This isn't a minor thing: According to IDC, the market for AFAs grew to $1.4 billion in the first quarter of 2017, up 75 percent from the previous year. The market for hybrid arrays—arrays that combine flash with hard disk drives—was at $2 billion for the same quarter.
While the main drawback to flash is high cost, that clearly hasn't stopped enterprises from adopting all-flash arrays. This is helped by the fact that flash prices have been rapidly dropping while flash storage density has been increasing, with more vendors moving to technologies that can store three or more bits per cell.

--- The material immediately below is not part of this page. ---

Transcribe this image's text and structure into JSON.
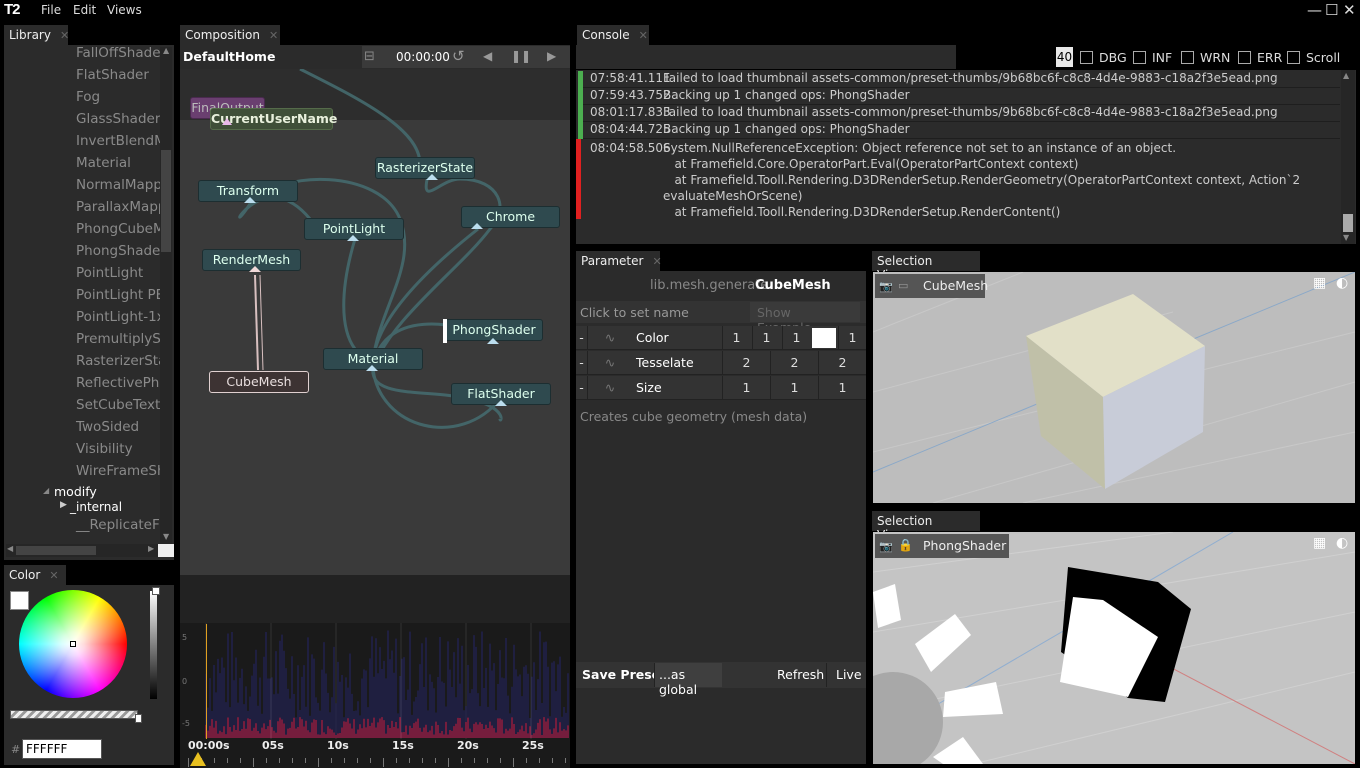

At the present price, the future of AFAs looks bright.
That doesn't mean cost isn't a consideration. According to IDC, raw flash currently costs 43 cents per gigabyte while 15,000 rpm enterprise-class disks cost 23 cents per gigabyte. A 7,500 rpm drive costs even less. However, AFA manufacturers compensate for the cost by leveraging data reduction technologies like compression and deduplication on the fly, giving flash much higher effective capacity than hard disks while keeping high performance. As a result, the effective cost of flash approaches that of conventional hard disk drive arrays and, according to some vendors, is actually less in terms of total cost of ownership. But cost comparisons of flash vs. hard disks are complex and many companies remain skeptical. What is clear is that the market continues to grow rapidly as companies see the benefits of flash versus the perceived expense.
As the all-flash array market has expanded, it has also differentiated itself, as vendors look for the most compelling value adds. The differences they highlight are not so much capacity and speed, because those are table stakes for flash. Some arrays are designed to be as easy to manage as possible, with most management tasks being taken care of automatically. Other arrays emphasize flexibility, giving the owner the maximum amount of control and the ability to use the arrays in almost any kind of configuration and environment. In general, AFAs will suit most common workloads, such as databases or virtual desktop architecture, and most major vendors offer several lines of flash products optimized for different levels of performance and capacity.
The result has been an entire ecology of AFAs targeting customer requirements, with a broad selection of capacity and capability.
Hybrid arrays, which consist of about 10 percent flash and 90 percent hard drive capacity, are currently the main competition for AFAs as primary storage. This hybrid-flash market currently outsells AFAs by offering near-flash speed at a lower cost. But it's the "near" that makes AFAs the storage solution of choice when speed is paramount. And the AFA market is growing more rapidly than the hybrid market.
The nature of flash of any sort is quite different from that of hard disk storage. This results in a laundry list of advantages for flash and a few disadvantages.
The fundamental difference is that flash is all solid state. There are no moving parts in an all-flash array. Flash also doesn’t store data contiguously. Instead, it spreads it out over the array in response to sophisticated algorithms that minimize wear on the cells. This is because flash cells wear out after a certain number of reads and writes. There’s no advantage to writing data back to the same location; in fact, it’s a disadvantage, since it wears the cell. This makes no difference to the read or write speed, since flash is a random-access device. That's in contrast to disks, which have improved performance when they can read or write sequentially.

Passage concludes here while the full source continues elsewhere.